Fair use will not be settled by philosophy or PR statements. It will be settled by whoever runs out of money first. Court filings reveal that Mark Zuckerberg’s company hoovered up an equivalent volume of copyrighted text through the same peer-to-peer piracy networks record labels shut down a decade ago (Ars Technica). If courts apply the same $150,000-per-work statutory damages framework to text that the RIAA demands for music, the theoretical liability exceeds the combined market cap of every major AI company. Music cases are not the threat. They are the cheapest category to make go away before a judge does the math on everything else.

What ties together these disputes over AI training practices is simple: companies publicly insist that training on copyrighted material requires no permission or payment, yet privately negotiate licenses with anyone powerful enough to force their hand. The two-track strategy depends on individual creators lacking the resources to mount a legal challenge while corporate rightsholders get quietly bought off. Every settlement that avoids a ruling protects the broader fair use defense from the judicial scrutiny it cannot survive.

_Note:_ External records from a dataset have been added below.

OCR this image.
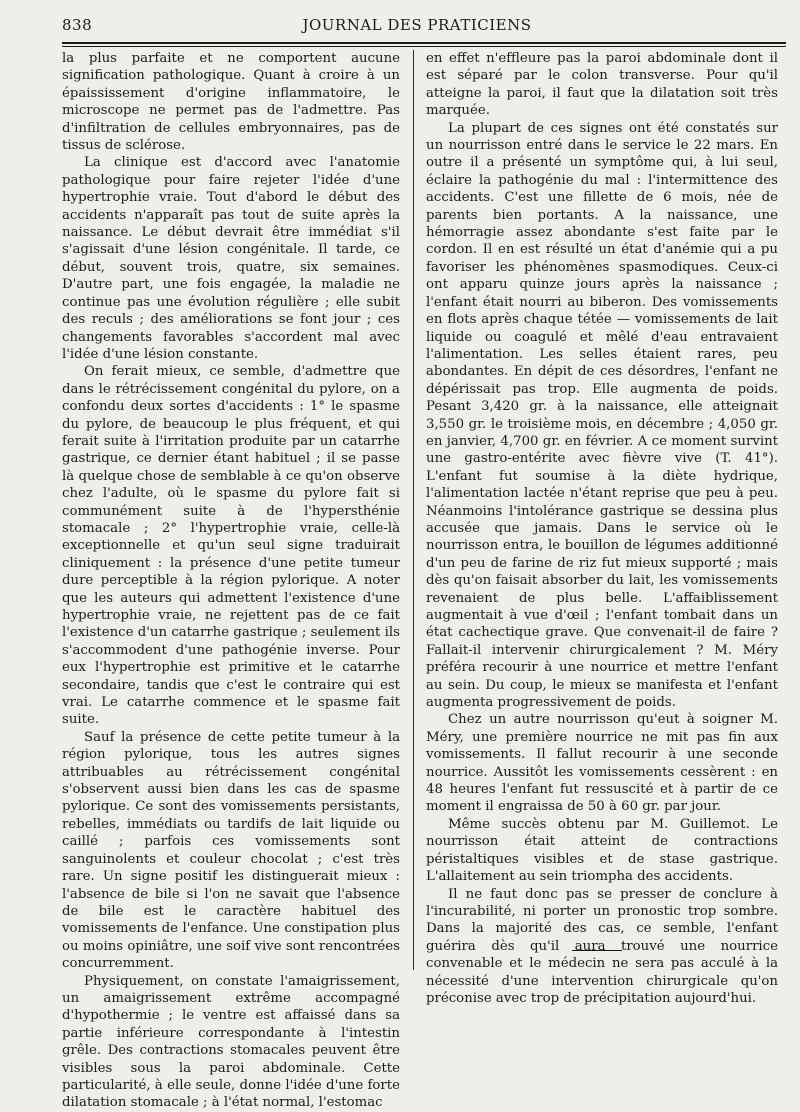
838	JOURNAL DES PRATICIENS

la plus parfaite et ne comportent aucune signification pathologique. Quant à croire à un épaississement d'origine inflammatoire, le microscope ne permet pas de l'admettre. Pas d'infiltration de cellules embryonnaires, pas de tissus de sclérose.

La clinique est d'accord avec l'anatomie pathologique pour faire rejeter l'idée d'une hypertrophie vraie. Tout d'abord le début des accidents n'apparaît pas tout de suite après la naissance. Le début devrait être immédiat s'il s'agissait d'une lésion congénitale. Il tarde, ce début, souvent trois, quatre, six semaines. D'autre part, une fois engagée, la maladie ne continue pas une évolution régulière ; elle subit des reculs ; des améliorations se font jour ; ces changements favorables s'accordent mal avec l'idée d'une lésion constante.

On ferait mieux, ce semble, d'admettre que dans le rétrécissement congénital du pylore, on a confondu deux sortes d'accidents : 1° le spasme du pylore, de beaucoup le plus fréquent, et qui ferait suite à l'irritation produite par un catarrhe gastrique, ce dernier étant habituel ; il se passe là quelque chose de semblable à ce qu'on observe chez l'adulte, où le spasme du pylore fait si communément suite à de l'hypersthénie stomacale ; 2° l'hypertrophie vraie, celle-là exceptionnelle et qu'un seul signe traduirait cliniquement : la présence d'une petite tumeur dure perceptible à la région pylorique. A noter que les auteurs qui admettent l'existence d'une hypertrophie vraie, ne rejettent pas de ce fait l'existence d'un catarrhe gastrique ; seulement ils s'accommodent d'une pathogénie inverse. Pour eux l'hypertrophie est primitive et le catarrhe secondaire, tandis que c'est le contraire qui est vrai. Le catarrhe commence et le spasme fait suite.

Sauf la présence de cette petite tumeur à la région pylorique, tous les autres signes attribuables au rétrécissement congénital s'observent aussi bien dans les cas de spasme pylorique. Ce sont des vomissements persistants, rebelles, immédiats ou tardifs de lait liquide ou caillé ; parfois ces vomissements sont sanguinolents et couleur chocolat ; c'est très rare. Un signe positif les distinguerait mieux : l'absence de bile si l'on ne savait que l'absence de bile est le caractère habituel des vomissements de l'enfance. Une constipation plus ou moins opiniâtre, une soif vive sont rencontrées concurremment.

Physiquement, on constate l'amaigrissement, un amaigrissement extrême accompagné d'hypothermie ; le ventre est affaissé dans sa partie inférieure correspondante à l'intestin grêle. Des contractions stomacales peuvent être visibles sous la paroi abdominale. Cette particularité, à elle seule, donne l'idée d'une forte dilatation stomacale ; à l'état normal, l'estomac

en effet n'effleure pas la paroi abdominale dont il est séparé par le colon transverse. Pour qu'il atteigne la paroi, il faut que la dilatation soit très marquée.

La plupart de ces signes ont été constatés sur un nourrisson entré dans le service le 22 mars. En outre il a présenté un symptôme qui, à lui seul, éclaire la pathogénie du mal : l'intermittence des accidents. C'est une fillette de 6 mois, née de parents bien portants. A la naissance, une hémorragie assez abondante s'est faite par le cordon. Il en est résulté un état d'anémie qui a pu favoriser les phénomènes spasmodiques. Ceux-ci ont apparu quinze jours après la naissance ; l'enfant était nourri au biberon. Des vomissements en flots après chaque tétée — vomissements de lait liquide ou coagulé et mêlé d'eau entravaient l'alimentation. Les selles étaient rares, peu abondantes. En dépit de ces désordres, l'enfant ne dépérissait pas trop. Elle augmenta de poids. Pesant 3,420 gr. à la naissance, elle atteignait 3,550 gr. le troisième mois, en décembre ; 4,050 gr. en janvier, 4,700 gr. en février. A ce moment survint une gastro-entérite avec fièvre vive (T. 41°). L'enfant fut soumise à la diète hydrique, l'alimentation lactée n'étant reprise que peu à peu. Néanmoins l'intolérance gastrique se dessina plus accusée que jamais. Dans le service où le nourrisson entra, le bouillon de légumes additionné d'un peu de farine de riz fut mieux supporté ; mais dès qu'on faisait absorber du lait, les vomissements revenaient de plus belle. L'affaiblissement augmentait à vue d'œil ; l'enfant tombait dans un état cachectique grave. Que convenait-il de faire ? Fallait-il intervenir chirurgicalement ? M. Méry préféra recourir à une nourrice et mettre l'enfant au sein. Du coup, le mieux se manifesta et l'enfant augmenta progressivement de poids.

Chez un autre nourrisson qu'eut à soigner M. Méry, une première nourrice ne mit pas fin aux vomissements. Il fallut recourir à une seconde nourrice. Aussitôt les vomissements cessèrent : en 48 heures l'enfant fut ressuscité et à partir de ce moment il engraissa de 50 à 60 gr. par jour.

Même succès obtenu par M. Guillemot. Le nourrisson était atteint de contractions péristaltiques visibles et de stase gastrique. L'allaitement au sein triompha des accidents.

Il ne faut donc pas se presser de conclure à l'incurabilité, ni porter un pronostic trop sombre. Dans la majorité des cas, ce semble, l'enfant guérira dès qu'il aura trouvé une nourrice convenable et le médecin ne sera pas acculé à la nécessité d'une intervention chirurgicale qu'on préconise avec trop de précipitation aujourd'hui.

Strategy here is not designed to win. It is designed to outlast. And it is working, for now, because the math that would end it is sitting in sealed court filings, waiting for a discovery order that has not yet been signed.

Prediction: By Q4 2026, at least one AI company is expected to offer a blanket individual-creator licensing program priced below the cost of a copyright registration filing fee, designed to extinguish the class-action threat before a court can set fair use precedent. When that offer arrives, read the fine print: accepting it will almost certainly require signing away the right to join any future collective action. The settlement will be priced to feel like a win. It will be structured to guarantee one.